Se sulla causale dei prelievi le censure della difesa erano generiche, così come quelle svolte con gli odierni ricorsi, non essendo stati specificamente indicati gli elementi comprovanti l’effettivo svolgimento dell’evocata attività lavorativa, rimane il fatto che l’eventuale risalenza dei prelievi a diversi anni prima della manifestazione del dissesto societario è profilo indubitabilmente rilevante ai fini della valutazione della prevedibilit del fallimento quale conseguenza degli stessi ai fini della configurabilità del reato
contestato e ritenuto dai giudici del merito.

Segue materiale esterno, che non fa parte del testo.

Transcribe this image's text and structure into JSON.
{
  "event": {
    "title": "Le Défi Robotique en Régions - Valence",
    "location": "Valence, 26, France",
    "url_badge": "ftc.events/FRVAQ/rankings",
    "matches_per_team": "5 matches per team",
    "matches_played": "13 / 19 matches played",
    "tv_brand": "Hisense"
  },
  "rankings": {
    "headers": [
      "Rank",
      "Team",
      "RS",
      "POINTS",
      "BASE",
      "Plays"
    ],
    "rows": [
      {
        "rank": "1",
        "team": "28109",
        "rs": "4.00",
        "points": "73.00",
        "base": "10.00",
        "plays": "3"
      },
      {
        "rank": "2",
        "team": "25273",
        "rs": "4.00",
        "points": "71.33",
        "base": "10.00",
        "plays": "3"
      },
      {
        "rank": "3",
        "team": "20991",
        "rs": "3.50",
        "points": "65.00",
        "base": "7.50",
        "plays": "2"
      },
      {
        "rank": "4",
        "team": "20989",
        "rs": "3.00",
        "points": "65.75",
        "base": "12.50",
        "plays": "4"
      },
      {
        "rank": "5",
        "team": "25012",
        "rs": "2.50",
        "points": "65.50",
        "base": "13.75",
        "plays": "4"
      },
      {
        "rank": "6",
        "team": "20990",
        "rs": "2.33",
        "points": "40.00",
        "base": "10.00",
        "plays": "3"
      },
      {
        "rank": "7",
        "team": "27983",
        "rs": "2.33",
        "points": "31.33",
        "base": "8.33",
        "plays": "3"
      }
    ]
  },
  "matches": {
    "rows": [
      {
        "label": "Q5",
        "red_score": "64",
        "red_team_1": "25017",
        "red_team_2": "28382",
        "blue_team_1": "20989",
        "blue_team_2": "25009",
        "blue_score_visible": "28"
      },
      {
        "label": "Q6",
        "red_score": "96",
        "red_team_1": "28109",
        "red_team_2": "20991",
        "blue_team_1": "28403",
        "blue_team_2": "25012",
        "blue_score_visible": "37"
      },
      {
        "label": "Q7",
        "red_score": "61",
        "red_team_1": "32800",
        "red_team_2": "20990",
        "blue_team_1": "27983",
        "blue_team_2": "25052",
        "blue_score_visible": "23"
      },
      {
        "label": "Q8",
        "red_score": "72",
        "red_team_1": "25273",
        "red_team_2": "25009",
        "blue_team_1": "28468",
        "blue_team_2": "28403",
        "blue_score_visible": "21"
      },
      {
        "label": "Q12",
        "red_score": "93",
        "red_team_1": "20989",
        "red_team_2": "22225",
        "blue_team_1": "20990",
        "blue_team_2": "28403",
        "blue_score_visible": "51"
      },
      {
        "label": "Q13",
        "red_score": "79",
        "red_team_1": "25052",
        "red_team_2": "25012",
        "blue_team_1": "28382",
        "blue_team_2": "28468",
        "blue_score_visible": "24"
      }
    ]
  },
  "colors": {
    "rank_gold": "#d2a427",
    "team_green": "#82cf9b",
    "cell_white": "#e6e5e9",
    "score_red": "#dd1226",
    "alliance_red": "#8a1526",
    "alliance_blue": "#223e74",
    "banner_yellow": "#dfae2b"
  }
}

E si badi che la questione assume rilievo anche qualora dovesse ritenersi più corretto riqualificare il fatto come bancarotta fraudolenta patrimoniale, atteso che nella sostanza quella oggetto di contestazione è una condotta distrattiva, nella quale gli imputati sarebbero concorsi con l’amministratrice della società, come peraltro correttamente contestato in diritto nell’imputazione, nella quale sono infatti evocati gli artt. 110 c.p., 216 e 223 legge fall Infatti, dovendosi in tal caso valutare la concreta pericolosità del distacco patrimoniale, comunque, quantomeno ai fini della configurabilità del dolo del reato, assumerebbe rilievo l’eventualità che i prelievi siano stati compiuti in epoca significativamente anteriore all’insorgenza della crisi dell’impresa e che nel tempo gli imputati abbiano cercato di restituire quanto prelevato, sempre che, ovviamente, i rilievi difensivi in proposito si rivelino fondati.
Alla luce delle evidenziate lacune motivazionali la sentenza impugnata deve dunque essere annullata con rinvio ad altra sezione della Corte d’appello di Palermo per nuovo giudizio, rimanendo assorbiti nell’accoglimento del secondo motivo le ulteriori doglianze proposte con gli altri motivi di ricorso.
P.Q.M.
Annulla la sentenza impugnata, con rinvio per nuovo esame ad altra sezione della Corte di appello di Palermo.